Question

A ball reaches a racket at $60\;{\text{m}}/{\text{s}}$ along +x direction, and leaves the racket in the opposite direction with the same speed. Assume that the mass of the ball is $50\;{\text{gm}}$ and the contact time is $0.02\;{\text{s}}$. With the force exerted by the racket on the ball, which of the following can be done? (Take $g = 10\;{\text{m}}/{{\text{s}}^2}$)
A. We can lift a load $300\;{\text{kg}}$ off the ground
B. We can lift a load $30\;{\text{kg}}$ child off the ground
C. We can lift a load $90\;{\text{kg}}$stone off the ground
D. We can lift a load $300\;{\text{tonnes}}$ truck off the ground

Answer 1

The above problem is based on the impulse-momentum theorem. The momentum describes the inertia of the moving object and momentum describes the effect of the force on the object for a given time interval.

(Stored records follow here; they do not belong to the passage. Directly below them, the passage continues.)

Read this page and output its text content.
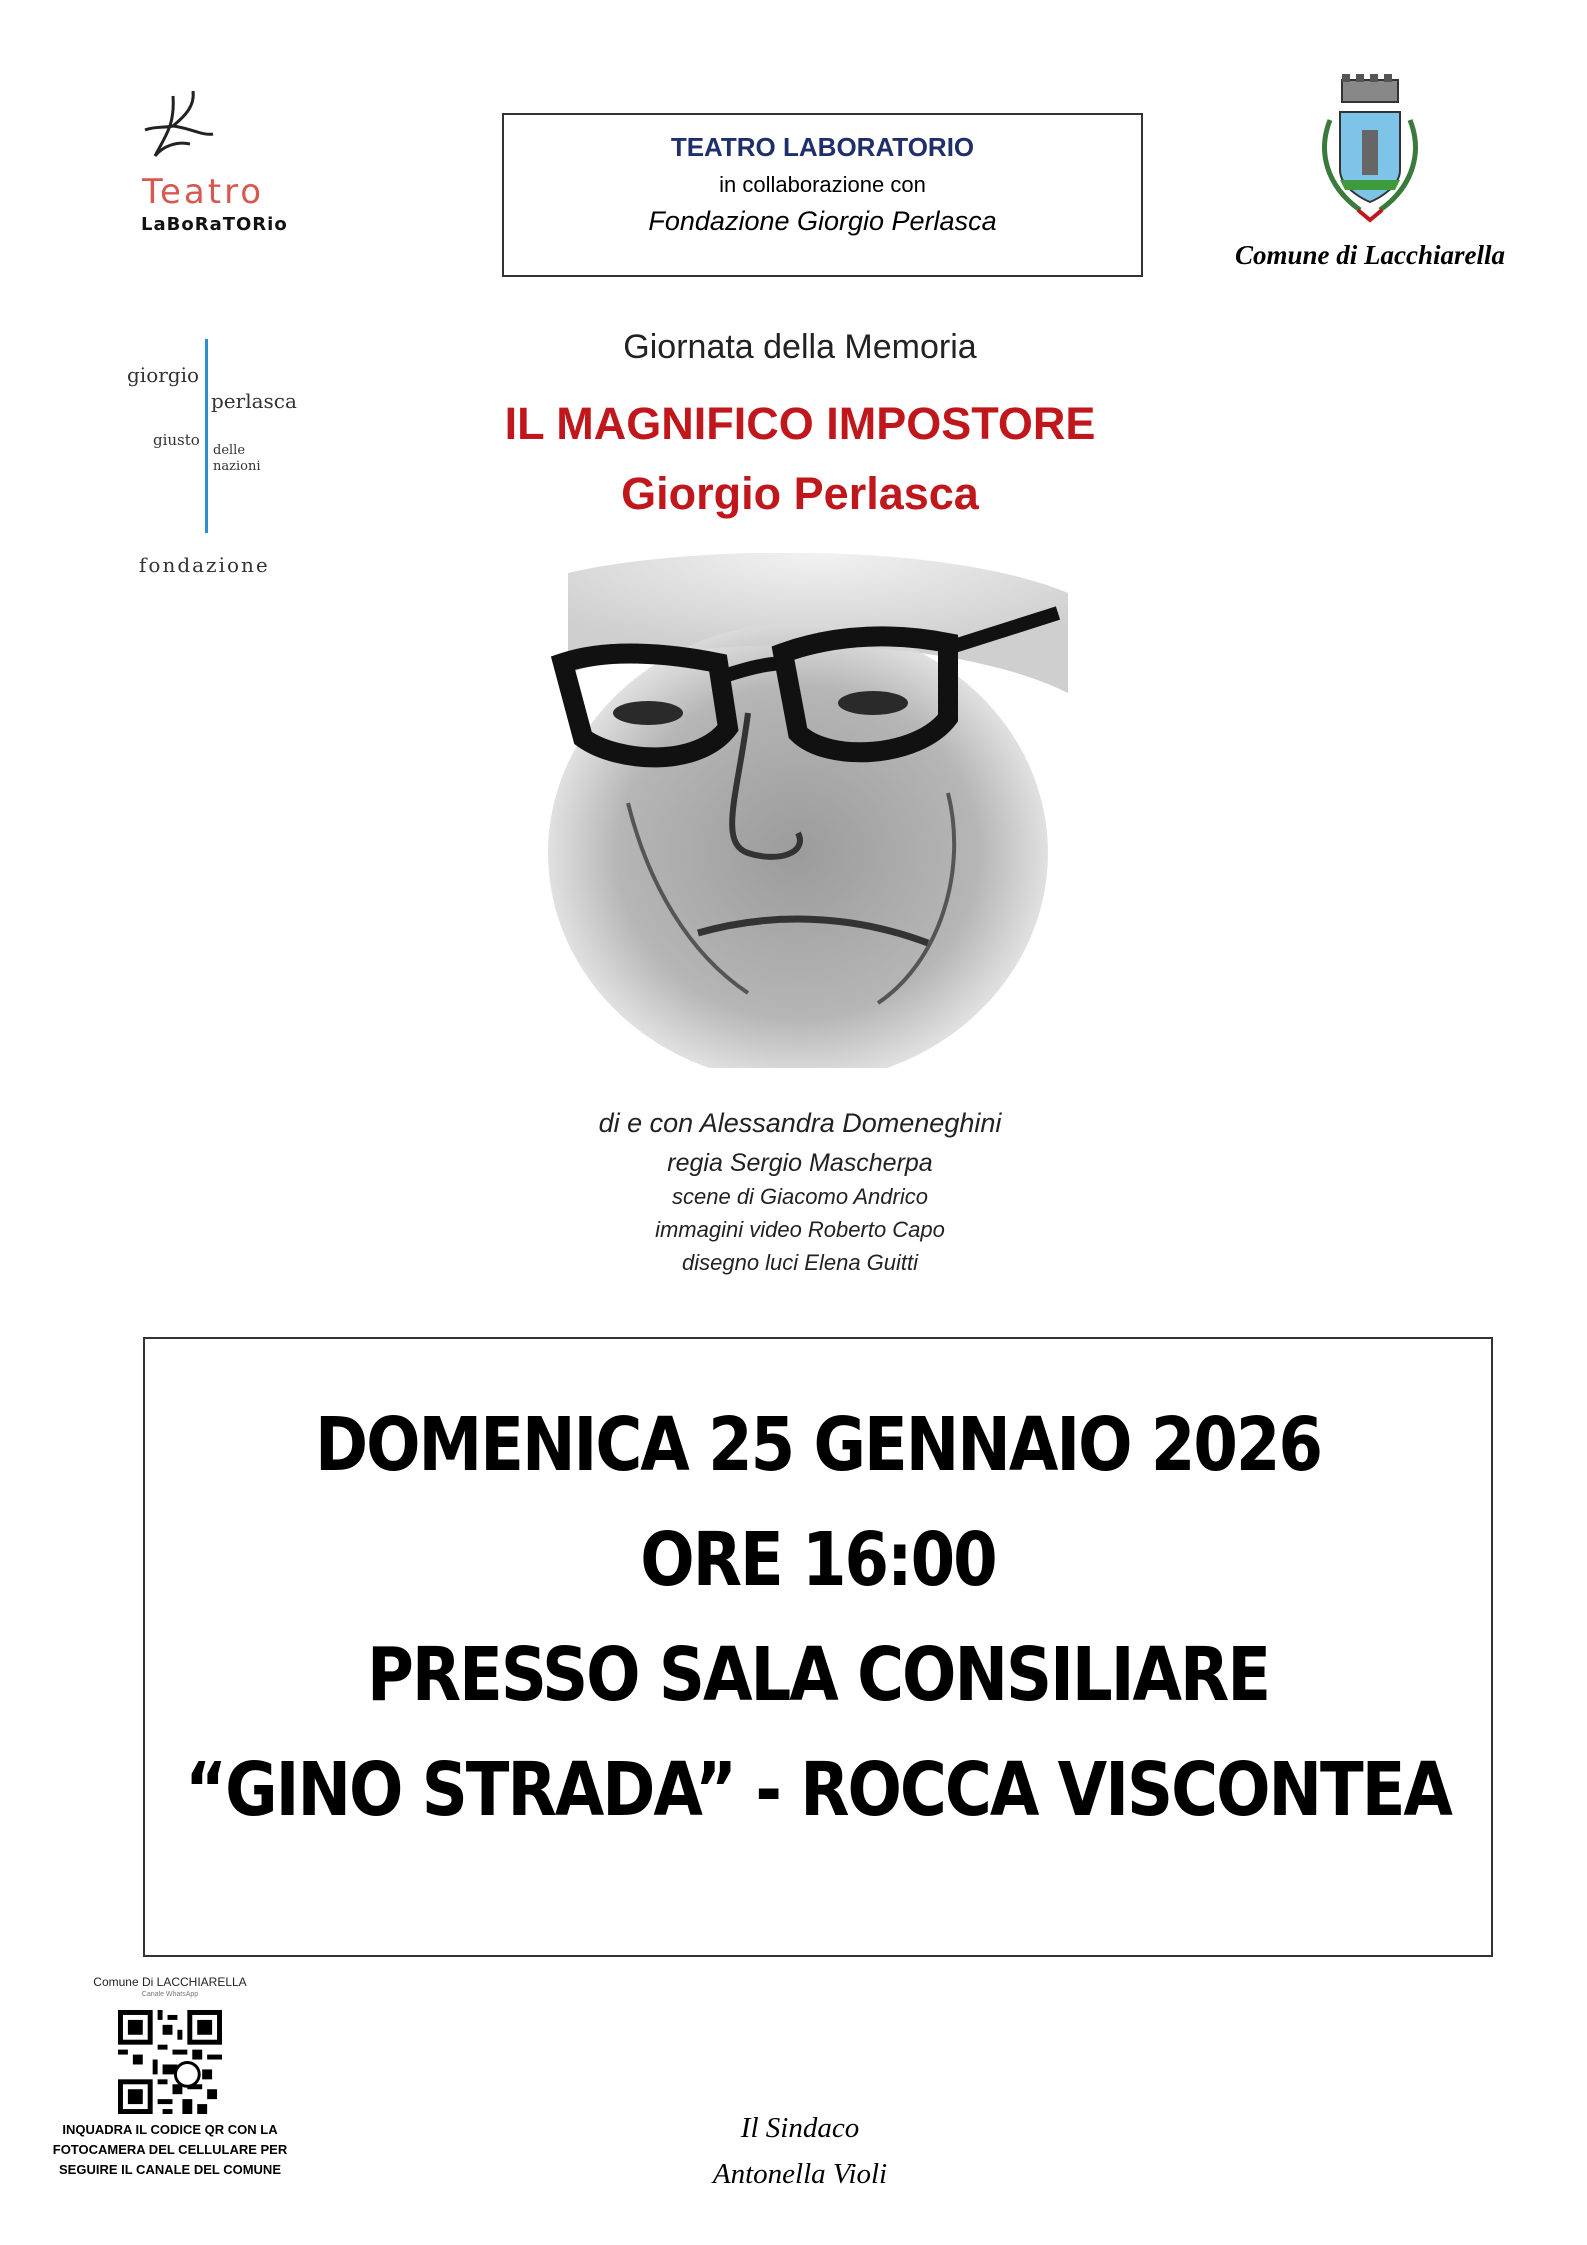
Teatro
LaBoRaTORio
TEATRO LABORATORIO
in collaborazione con
Fondazione Giorgio Perlasca
Comune di Lacchiarella
giorgio
perlasca
giusto
delle
nazioni
fondazione
Giornata della Memoria
IL MAGNIFICO IMPOSTORE
Giorgio Perlasca
di e con Alessandra Domeneghini
regia Sergio Mascherpa
scene di Giacomo Andrico
immagini video Roberto Capo
disegno luci Elena Guitti
DOMENICA 25 GENNAIO 2026
ORE 16:00
PRESSO SALA CONSILIARE
“GINO STRADA” - ROCCA VISCONTEA
Comune Di LACCHIARELLA
Canale WhatsApp
INQUADRA IL CODICE QR CON LA FOTOCAMERA DEL CELLULARE PER SEGUIRE IL CANALE DEL COMUNE
Il Sindaco
Antonella Violi
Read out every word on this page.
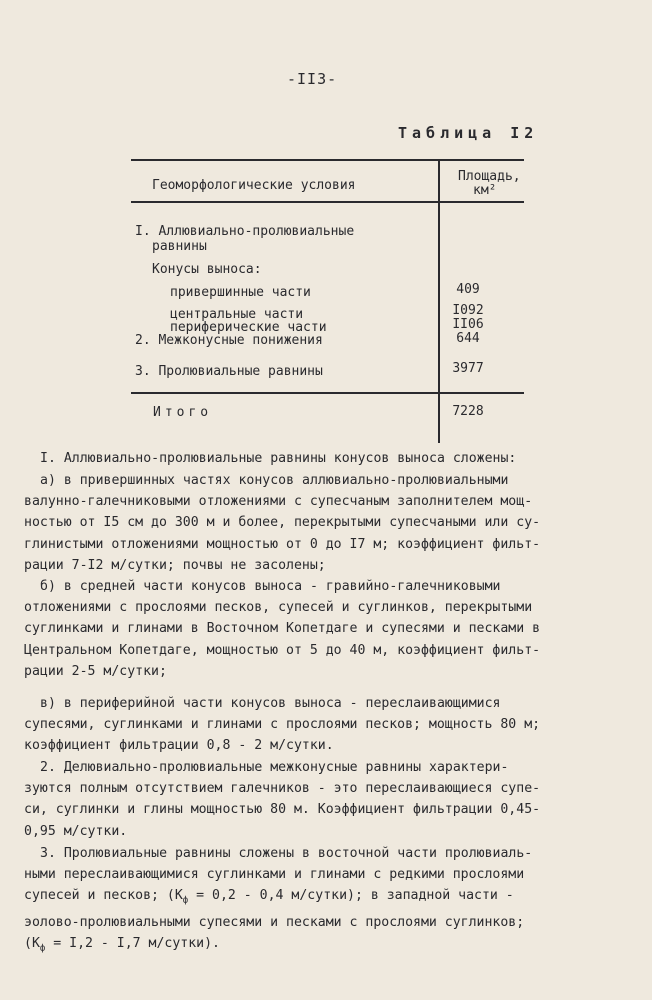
-II3-
Таблица I2
Геоморфологические условия
Площадь,
км²
I. Аллювиально-пролювиальные
равнины
Конусы выноса:
привершинные части	409
центральные части	I092
периферические части	II06
2. Межконусные понижения	644
3. Пролювиальные равнины	3977
Итого	7228

I. Аллювиально-пролювиальные равнины конусов выноса сложены:

а) в привершинных частях конусов аллювиально-пролювиальными
валунно-галечниковыми отложениями с супесчаным заполнителем мощ-
ностью от I5 см до 300 м и более, перекрытыми супесчаными или су-
глинистыми отложениями мощностью от 0 до I7 м; коэффициент фильт-
рации 7-I2 м/сутки; почвы не засолены;

б) в средней части конусов выноса - гравийно-галечниковыми
отложениями с прослоями песков, супесей и суглинков, перекрытыми
суглинками и глинами в Восточном Копетдаге и супесями и песками в
Центральном Копетдаге, мощностью от 5 до 40 м, коэффициент фильт-
рации 2-5 м/сутки;

в) в периферийной части конусов выноса - переслаивающимися
супесями, суглинками и глинами с прослоями песков; мощность 80 м;
коэффициент фильтрации 0,8 - 2 м/сутки.

2. Делювиально-пролювиальные межконусные равнины характери-
зуются полным отсутствием галечников - это переслаивающиеся супе-
си, суглинки и глины мощностью 80 м. Коэффициент фильтрации 0,45-
0,95 м/сутки.

3. Пролювиальные равнины сложены в восточной части пролювиаль-
ными переслаивающимися суглинками и глинами с редкими прослоями
супесей и песков; ($К_ф = 0,2 - 0,4$ м/сутки); в западной части -
эолово-пролювиальными супесями и песками с прослоями суглинков;
($К_ф = I,2 - I,7$ м/сутки).
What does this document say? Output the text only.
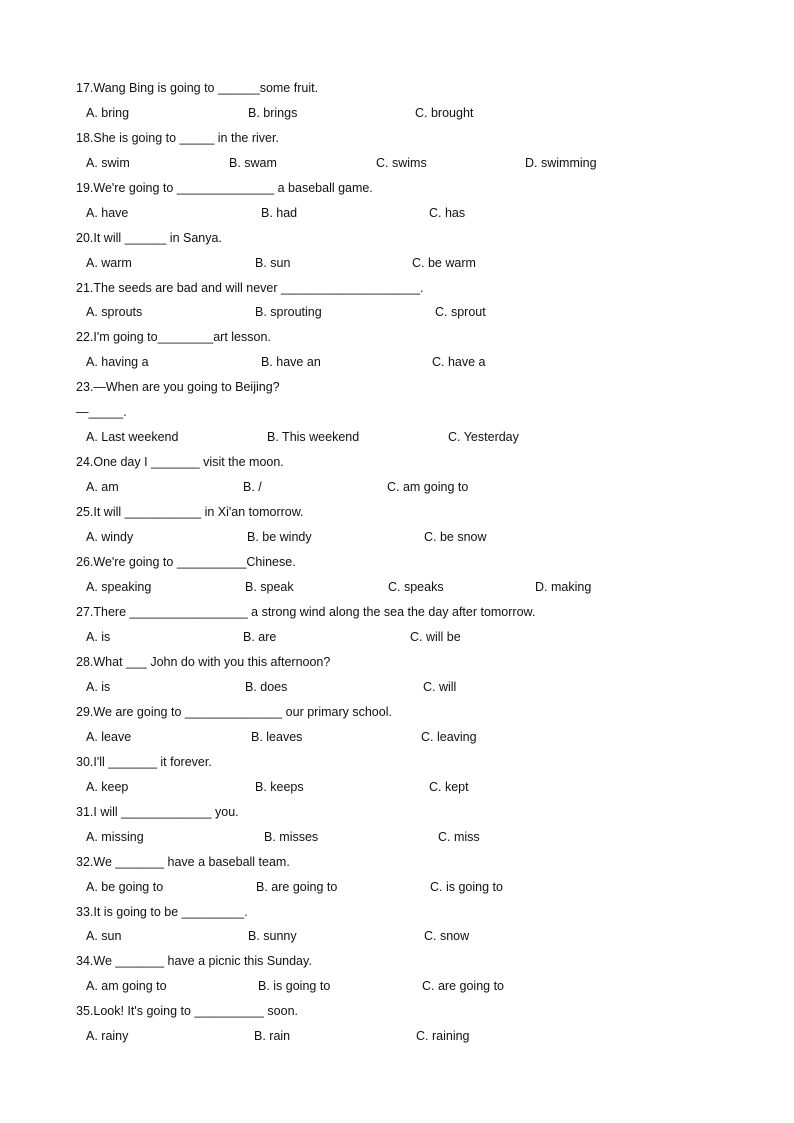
17.Wang Bing is going to ______some fruit.
A. bring	B. brings	C. brought
18.She is going to _____ in the river.
A. swim	B. swam	C. swims	D. swimming
19.We're going to ______________ a baseball game.
A. have	B. had	C. has
20.It will ______ in Sanya.
A. warm	B. sun	C. be warm
21.The seeds are bad and will never ____________________.
A. sprouts	B. sprouting	C. sprout
22.I'm going to________art lesson.
A. having a	B. have an	C. have a
23.—When are you going to Beijing?
—_____.
A. Last weekend	B. This weekend	C. Yesterday
24.One day I _______ visit the moon.
A. am	B. /	C. am going to
25.It will ___________ in Xi'an tomorrow.
A. windy	B. be windy	C. be snow
26.We're going to __________Chinese.
A. speaking	B. speak	C. speaks	D. making
27.There _________________ a strong wind along the sea the day after tomorrow.
A. is	B. are	C. will be
28.What ___ John do with you this afternoon?
A. is	B. does	C. will
29.We are going to ______________ our primary school.
A. leave	B. leaves	C. leaving
30.I'll _______ it forever.
A. keep	B. keeps	C. kept
31.I will _____________ you.
A. missing	B. misses	C. miss
32.We _______ have a baseball team.
A. be going to	B. are going to	C. is going to
33.It is going to be _________.
A. sun	B. sunny	C. snow
34.We _______ have a picnic this Sunday.
A. am going to	B. is going to	C. are going to
35.Look! It's going to __________ soon.
A. rainy	B. rain	C. raining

The impulse-momentum theorem states that the change in the momentum of the particle is equal to the impulse of the force.

Complete step by step answer:
Given: The velocity of the ball is $u = 60\;{\text{m}}/{\text{s}}$
The velocity of the racket in opposite direction is $v = - 60\;{\text{m}}/{\text{s}}$
The mass of the ball is $m = 50\;{\text{gm}} = 50\;{\text{gm}} \times \dfrac{{{{10}^{ - 3}}\;{\text{kg}}}}{{1\;{\text{gm}}}} = 0.050\;{\text{kg}}$
The time for the contact of the ball with racket is $t = 0.02\;{\text{s}}$
The value of the gravitational acceleration is $g = 10\;{\text{m}}/{{\text{s}}^2}$
The formula to calculate the momentum of the ball is given as,
${P_b} = mu$
The formula to calculate the momentum of the racket is given as,
${P_r} = mv$
The formula to calculate the impulse of the ball is given as,
$I = F \cdot t$
Apply the impulse-momentum theorem to find the force exerted by the ball on the racket.
${P_b} - {P_r} = I$
$\Rightarrow mu - mv = F \cdot t$
$\Rightarrow m\left( {u - v} \right) = F \cdot t$
$\Rightarrow F = \dfrac{{m\left( {u - v} \right)}}{t}......\left( 1 \right)$
Substitute $0.050\;{\text{kg}}$for m, $60\;{\text{m}}/{\text{s}}$for u, $- 60\;{\text{m}}/{\text{s}}$ for v and $0.02\;{\text{s}}$in the expression (1) to find the force exerted by the ball on racket.
$F = \dfrac{{\left( {0.050\;{\text{kg}}} \right)\left( {60\;{\text{m}}/{\text{s}} - \left( { - 60\;{\text{m}}/{\text{s}}} \right)} \right)}}{{0.02\;{\text{s}}}}$
$F = 300\;{\text{N}}$
The formula to calculate the mass that can exert the same effect as exerted by the ball is given as,
$M = \dfrac{F}{g}......\left( 2 \right)$
Substitute $300\;{\text{N}}$ for F and $10\;{\text{m}}/{{\text{s}}^2}$for $g$ to find the mass that can exert same effect as exerted by the ball.
$M = \dfrac{{300\;{\text{N}}}}{{10\;{\text{m}}/{{\text{s}}^2}}}$
$\therefore M = 30\;{\text{kg}}$

Thus, the force exerted by the ball can lift the $30\;{\text{kg}}$ child off the ground and option (B) is the correct answer.

Note: Convert mass into SI unit before substituting in the formula. Remember that the speed of the racket will be the same as the velocity of the ball in the opposite direction. Substitute the value of gravitational acceleration as given in the problem.